1 - https://archive.org/details/programmingprodu0000jone/page/n1...
And then there was Bill Atkinson.
https://www.folklore.org/Negative_2000_Lines_Of_Code.html
The worse example I know is the time the Belgians forced the Congolese to harvest more rubber by cutting their hands if they haven't reached the correct quota, ensuing a cross-tribe hands trading economy
Belgians had nothing to do with that, nor the then governement
The king had a side biz
Similar to the British in India, it was first controlled by some kind of company that benefitted the host country by extracting resources, and later on the host country took control.
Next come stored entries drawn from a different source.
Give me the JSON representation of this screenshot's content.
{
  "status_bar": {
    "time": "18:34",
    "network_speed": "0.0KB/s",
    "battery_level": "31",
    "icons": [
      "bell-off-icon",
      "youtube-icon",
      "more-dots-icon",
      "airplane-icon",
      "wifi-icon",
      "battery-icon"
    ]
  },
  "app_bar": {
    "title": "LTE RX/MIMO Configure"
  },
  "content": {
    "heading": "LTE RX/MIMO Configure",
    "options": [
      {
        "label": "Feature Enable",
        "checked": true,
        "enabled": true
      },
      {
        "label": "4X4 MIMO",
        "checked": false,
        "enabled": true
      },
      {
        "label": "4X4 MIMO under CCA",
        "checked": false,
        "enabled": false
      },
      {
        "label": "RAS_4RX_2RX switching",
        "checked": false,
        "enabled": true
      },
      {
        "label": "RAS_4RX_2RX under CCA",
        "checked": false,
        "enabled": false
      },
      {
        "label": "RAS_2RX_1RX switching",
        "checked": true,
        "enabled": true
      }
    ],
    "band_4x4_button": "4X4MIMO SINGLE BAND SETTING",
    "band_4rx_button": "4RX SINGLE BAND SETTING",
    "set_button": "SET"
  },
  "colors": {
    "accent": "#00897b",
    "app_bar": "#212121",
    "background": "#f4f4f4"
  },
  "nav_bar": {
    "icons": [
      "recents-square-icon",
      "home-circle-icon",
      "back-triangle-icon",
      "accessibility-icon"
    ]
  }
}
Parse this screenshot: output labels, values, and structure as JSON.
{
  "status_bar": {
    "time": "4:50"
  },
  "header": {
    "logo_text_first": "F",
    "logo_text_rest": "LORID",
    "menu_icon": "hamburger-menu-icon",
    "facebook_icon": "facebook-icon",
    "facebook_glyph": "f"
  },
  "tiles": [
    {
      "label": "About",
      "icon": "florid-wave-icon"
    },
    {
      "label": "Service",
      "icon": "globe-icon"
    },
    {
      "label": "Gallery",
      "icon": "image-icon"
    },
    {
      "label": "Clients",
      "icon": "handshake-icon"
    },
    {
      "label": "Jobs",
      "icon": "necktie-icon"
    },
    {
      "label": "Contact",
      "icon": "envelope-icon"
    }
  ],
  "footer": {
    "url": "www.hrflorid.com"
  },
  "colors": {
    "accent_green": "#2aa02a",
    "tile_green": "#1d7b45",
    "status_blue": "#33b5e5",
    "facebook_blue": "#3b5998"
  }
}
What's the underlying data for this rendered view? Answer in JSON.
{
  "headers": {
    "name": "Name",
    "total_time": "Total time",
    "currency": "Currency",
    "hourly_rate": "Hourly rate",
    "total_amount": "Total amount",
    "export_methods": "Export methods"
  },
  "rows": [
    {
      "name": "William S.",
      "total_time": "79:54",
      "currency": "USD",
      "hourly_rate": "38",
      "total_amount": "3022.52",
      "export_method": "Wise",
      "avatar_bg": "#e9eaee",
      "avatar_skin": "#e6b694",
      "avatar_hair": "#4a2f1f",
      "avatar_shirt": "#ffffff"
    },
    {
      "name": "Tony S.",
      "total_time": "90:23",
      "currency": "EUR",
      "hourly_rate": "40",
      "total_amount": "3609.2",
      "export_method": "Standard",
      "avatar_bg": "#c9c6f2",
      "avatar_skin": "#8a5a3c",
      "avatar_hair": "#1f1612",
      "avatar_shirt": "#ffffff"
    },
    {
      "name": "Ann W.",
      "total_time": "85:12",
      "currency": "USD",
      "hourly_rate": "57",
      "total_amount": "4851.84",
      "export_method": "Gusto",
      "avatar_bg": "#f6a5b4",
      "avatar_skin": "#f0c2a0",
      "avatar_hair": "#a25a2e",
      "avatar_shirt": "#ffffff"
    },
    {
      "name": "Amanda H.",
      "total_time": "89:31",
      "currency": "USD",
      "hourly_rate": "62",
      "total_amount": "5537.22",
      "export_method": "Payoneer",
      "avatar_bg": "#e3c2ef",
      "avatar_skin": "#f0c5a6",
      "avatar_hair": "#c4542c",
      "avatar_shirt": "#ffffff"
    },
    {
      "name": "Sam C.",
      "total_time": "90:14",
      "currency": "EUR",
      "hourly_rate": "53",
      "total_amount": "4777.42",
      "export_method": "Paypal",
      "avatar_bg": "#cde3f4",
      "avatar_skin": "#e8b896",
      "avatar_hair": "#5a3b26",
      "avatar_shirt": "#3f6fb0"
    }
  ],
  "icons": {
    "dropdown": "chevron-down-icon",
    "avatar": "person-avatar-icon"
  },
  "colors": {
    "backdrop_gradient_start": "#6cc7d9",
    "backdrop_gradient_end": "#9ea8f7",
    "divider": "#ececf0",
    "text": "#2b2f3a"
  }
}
Belgium took control of Congo in 1908
> cross-tribe hands trading
sounds like they had some cross cutting concerns
</dad>
While it is good story for illustrating perverse incentives, there is no good historical evidence that the cobra bounty program actually existed.
https://en.wikipedia.org/wiki/Goodhart%27s_law
>This article is about statistics and government policy. For Nazi analogies in internet discussions, see Godwin's law.
I have seen similar at my company so it is highly plausible.
I call unintended consequences on this KPI culture
They polished the turd more than stating, but the bones are real.
I don’t.
Things that rhyme with this have indeed been happening at the biggest names.
I call AI on this comment
why?
Imitating your own utter lack of explanation or evidence?